Conrad is only one of a larger group of Democratic Senators committed to this goal, roughly equivalent to the group of Democrats who wouldn’t sign a pledge to separate Social Security from budget negotiations. And they would certainly be willing to “give up” concessions to Republicans in exchange for the changes in the tax structure that Republicans are already conceding will happen anyway. One possibility discussed by this group is to make Bowles-Simpson the default, giving lawmakers six months to come up with an alternate deal.
Hoyer “congratulated Chairman Ryan on his selection as the Republicans’ Vice Presidential candidate, and told him that after the election, both parties will need to work together on a big, balanced plan to address the fiscal cliff,” Hoyer spokeswoman Katie Grant said [...]
It was Hoyer who crossed the floor from the Democratic side of the aisle to find Ryan among a throng of adoring GOP colleagues. Hoyer demonstratively shook Ryan’s hand, and a few minutes later the two found some empty space to have what appeared to be a serious discussion about the fiscal cliff.
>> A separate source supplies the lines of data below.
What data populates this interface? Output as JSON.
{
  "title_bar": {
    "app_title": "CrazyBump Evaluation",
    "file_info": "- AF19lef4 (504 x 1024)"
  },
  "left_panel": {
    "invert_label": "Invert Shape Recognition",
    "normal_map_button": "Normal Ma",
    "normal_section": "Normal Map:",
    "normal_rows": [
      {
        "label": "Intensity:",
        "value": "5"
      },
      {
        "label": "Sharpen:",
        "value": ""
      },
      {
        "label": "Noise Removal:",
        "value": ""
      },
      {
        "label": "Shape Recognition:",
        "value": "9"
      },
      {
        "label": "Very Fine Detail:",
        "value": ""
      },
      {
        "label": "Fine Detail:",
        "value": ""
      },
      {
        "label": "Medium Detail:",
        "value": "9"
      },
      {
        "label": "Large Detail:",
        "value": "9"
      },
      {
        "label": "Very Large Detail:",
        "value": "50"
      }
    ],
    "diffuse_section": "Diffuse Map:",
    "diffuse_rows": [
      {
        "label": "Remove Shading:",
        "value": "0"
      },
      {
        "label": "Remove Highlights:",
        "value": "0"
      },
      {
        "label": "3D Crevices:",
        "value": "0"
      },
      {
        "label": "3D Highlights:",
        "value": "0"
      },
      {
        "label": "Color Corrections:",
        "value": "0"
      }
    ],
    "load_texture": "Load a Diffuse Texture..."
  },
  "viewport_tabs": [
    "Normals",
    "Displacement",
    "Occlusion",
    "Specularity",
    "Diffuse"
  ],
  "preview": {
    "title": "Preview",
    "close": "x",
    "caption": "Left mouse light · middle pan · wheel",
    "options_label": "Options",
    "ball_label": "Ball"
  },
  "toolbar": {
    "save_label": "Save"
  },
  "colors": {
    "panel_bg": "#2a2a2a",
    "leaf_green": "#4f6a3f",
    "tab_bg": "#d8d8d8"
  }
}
Ryan told a well-wishing fellow Republican to hold on a minute so he could first talk to Hoyer.
“I’ve got to talk to this man first,” Ryan called out in a voice loud enough to be heard through the open doors of the chamber.
For all the talk of the “big issues” in the election, this is where the major issues around taxes and spending will get decided: in bipartisan huddles where the parties figure out what kind of kabuki dances they will play for the public to get to their desired result.